Voilà bien la grâce, magnifique et parfaite, sans conditions : c’est celle de Dieu. Il donne son propre Fils, qui sera frappé par sa justice, pour la rédemption de l’homme. Il le donne pour être mis à mort, afin de procurer, par ce moyen, une robe de justice divine au pécheur, qui n’a plus que sa nudité pour partage. Voilà, je le répète, ce qui était vraiment la grâce, et la plus éclatante.
Mais remarquons soigneusement que, après cette première et grande manifestation de la grâce, nous rencontrons un premier et solennel acte du gouvernement divin. C’est la grâce qui a revêtu l’homme ; c’est le gouvernement qui le chasse d’Eden. « L’Eternel Dieu fit à Adam et à sa femme des vêtements de peau, et les revêtit » (v. 21). Voilà l’acte de la pure grâce. Mais ensuite nous lisons : « Il chassa l’homme, et plaça à l’orient du jardin d’Eden les chérubins et la lame de l’épée qui tournait çà et là, pour garder le chemin de l’arbre de vie » (v. 24). Ici, nous avons un acte du gouvernement, très solennel et sérieux. Le vêtement de peau était le précieux gage de la grâce ; la lame de l’épée, le signe solennel du gouvernement. Adam se trouvait simultanément placé sous les effets de ces deux principes. Quand il regardait son vêtement, il pouvait penser à la grâce divine ; et lorsqu’il considérait l’épée, il se souvenait du gouvernement divin. Ainsi, le vêtement, d’un côté, et l’épée, avec les chérubins de l’autre, peuvent être considérés comme les symboles les plus anciens de la grâce et du gouvernement. Les « chérubins », gardiens de la sainteté de Dieu, accompagnent constamment ce gouvernement.

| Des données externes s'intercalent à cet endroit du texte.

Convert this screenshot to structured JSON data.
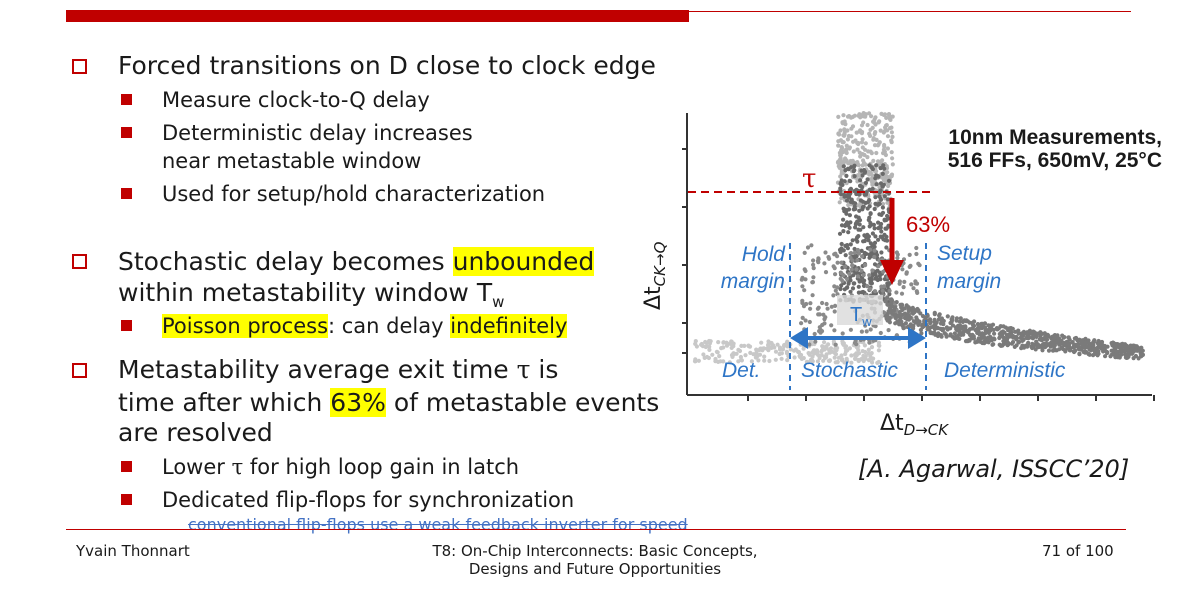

Peut-être demandera-t-on : Comment se fait-il que Dieu ait chassé l’homme hors du jardin, alors qu’auparavant Il lui avait accordé son pardon ? La même question peut se répéter au sujet de chacune des scènes qui, dans tout le cours de la Parole et dans l’histoire entière du peuple de Dieu, nous fournit un exemple remarquable de l’action de la grâce, réunie à celle du gouvernement. La grâce pardonne ; mais les roues du gouvernement (Ezé. 1) continuent à tourner dans toute leur terrible majesté. Adam était parfaitement pardonné ; néanmoins son péché a produit ses propres résultats. La culpabilité était ôtée de dessus sa conscience ; mais la sueur restait sur son front. Il est sorti du jardin pardonné et vêtu ; mais c’était pour se trouver désormais au milieu des épines et des chardons. Dans son âme, il pouvait jouir des précieux fruits de la grâce ; en même temps que dans sa condition publique il subissait les arrêts solennels et inévitables du gouvernement. Est-ce que les épines et les chardons desquels Adam se trouva entouré, à son expulsion d’Eden, ont quelque rapport avec le plein pardon duquel la grâce l’avait auparavant assuré ? Evidemment non. Son cœur avait été réjoui par les rayons brillants issus de la « lampe » de la promesse, et il avait été revêtu de la robe que la grâce avait confectionnée pour lui. Tout cela existait pour lui, avant d’être envoyé dans un monde de misères et de larmes, pour y travailler et y souffrir, par le juste décret du trône du gouvernement. Le gouvernement de Dieu a chassé l’homme, mais pas avant que la grâce de Dieu l’ait pardonné et revêtu. Le gouvernement l’a envoyé dans un monde de ténèbres ; mais pas avant que la grâce ait placé entre ses mains la lampe de la promesse, pour soutenir son cœur au milieu de ces ténèbres. La force nécessaire pour soumettre son cœur au solennel décret du gouvernement lui était donnée, en proportion de l’expérience qu’il faisait de la riche libéralité de la grâce.
Noé (Gen. 6-8)
Passons maintenant au cas de l’arche et à celui du déluge, aux jours de Noé. Elle nous présente, de la même manière que la robe de peau et la lame de l’épée, un exemple frappant de la grâce et du gouvernement divin.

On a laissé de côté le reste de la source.